Personal information
- Full name: Jack Mervyn Pritchard
- Born: 19 May 1895 Madras, Madras Presidency, British India
- Died: 17 November 1936 (aged 41) Kensington, London, England
- Batting: Unknown
- Bowling: Unknown

Domestic team information
- 1919: Oxford University

Career statistics
| Competition | First-class |
| Matches | 2 |
| Runs scored | 36 |
| Batting average | 18.00 |
| 100s/50s | –/– |
| Top score | 22* |
| Balls bowled | 390 |
| Wickets | 7 |
| Bowling average | 25.28 |
| 5 wickets in innings | – |
| 10 wickets in match | – |
| Best bowling | 4/45 |
| Catches/stumpings | 2/– |
- Source: ESPNcricinfo, 4 April 2020

= Jack Pritchard (cricketer) =

English cricketer

Jack Mervyn Pritchard (19 May 1895 – 17 November 1936) was an English first-class cricketer and British Army officer.

The son of John Arthur Pritchard, he was born in British India at Madras in May 1895. He was educated in England at Charterhouse School. Instead of progressing straight to university from Chaterhouse, Pritchard instead served in the British Army during the First World War, being commissioned as a second lieutenant with the Queen's Own Royal West Kent Regiment in August 1914. He was made a temporary lieutenant in October 1914, with promotion to the full rank coming in April 1916. He was promoted to captain in May 1917.

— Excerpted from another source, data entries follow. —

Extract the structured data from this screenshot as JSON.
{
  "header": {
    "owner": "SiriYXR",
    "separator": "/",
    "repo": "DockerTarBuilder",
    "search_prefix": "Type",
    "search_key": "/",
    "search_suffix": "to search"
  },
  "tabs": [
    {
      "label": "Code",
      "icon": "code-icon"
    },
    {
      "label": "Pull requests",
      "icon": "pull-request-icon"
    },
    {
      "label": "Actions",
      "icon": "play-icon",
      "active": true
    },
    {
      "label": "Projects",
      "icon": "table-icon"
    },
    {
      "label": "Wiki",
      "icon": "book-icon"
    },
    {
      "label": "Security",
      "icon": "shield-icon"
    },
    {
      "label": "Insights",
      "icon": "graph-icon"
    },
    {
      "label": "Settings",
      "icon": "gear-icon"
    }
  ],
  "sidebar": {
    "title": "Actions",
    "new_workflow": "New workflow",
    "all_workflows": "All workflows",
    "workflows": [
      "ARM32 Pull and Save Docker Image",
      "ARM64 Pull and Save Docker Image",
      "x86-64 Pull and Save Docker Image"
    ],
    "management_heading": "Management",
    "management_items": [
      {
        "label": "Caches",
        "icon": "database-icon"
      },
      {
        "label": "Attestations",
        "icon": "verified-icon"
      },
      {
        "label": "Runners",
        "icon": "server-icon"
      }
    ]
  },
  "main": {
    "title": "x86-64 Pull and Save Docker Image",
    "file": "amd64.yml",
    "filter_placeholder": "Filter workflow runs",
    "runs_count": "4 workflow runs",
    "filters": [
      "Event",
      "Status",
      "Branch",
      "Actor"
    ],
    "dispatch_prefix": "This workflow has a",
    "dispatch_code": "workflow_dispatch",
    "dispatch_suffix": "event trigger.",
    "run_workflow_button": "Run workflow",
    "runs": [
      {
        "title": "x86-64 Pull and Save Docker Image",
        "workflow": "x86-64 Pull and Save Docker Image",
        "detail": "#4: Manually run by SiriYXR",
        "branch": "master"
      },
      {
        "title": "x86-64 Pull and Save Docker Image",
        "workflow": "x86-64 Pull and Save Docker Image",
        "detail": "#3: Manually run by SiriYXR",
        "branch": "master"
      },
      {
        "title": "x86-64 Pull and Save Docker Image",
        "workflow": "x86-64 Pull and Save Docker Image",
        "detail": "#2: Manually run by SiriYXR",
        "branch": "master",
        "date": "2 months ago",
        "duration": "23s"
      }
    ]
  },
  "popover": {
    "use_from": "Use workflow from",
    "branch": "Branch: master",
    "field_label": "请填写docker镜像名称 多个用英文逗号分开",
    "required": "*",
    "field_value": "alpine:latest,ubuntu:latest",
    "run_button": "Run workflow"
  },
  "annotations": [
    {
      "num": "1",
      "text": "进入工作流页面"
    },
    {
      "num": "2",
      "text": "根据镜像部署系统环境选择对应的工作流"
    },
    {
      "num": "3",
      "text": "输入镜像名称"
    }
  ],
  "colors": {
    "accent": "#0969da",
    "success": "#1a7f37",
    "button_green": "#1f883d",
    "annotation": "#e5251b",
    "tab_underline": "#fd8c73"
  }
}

Following the war, Pritchard went up to Brasenose College at the University of Oxford. While studying at Oxford, he played first-class cricket for Oxford University in 1919, playing against the Free Foresters and Sussex. He scored 36 runs in his two matches, with a high score of 22 not out, while with the ball he took 7 wickets with best figures of 4 for 45. Pritchard died at Kensington in November 1936.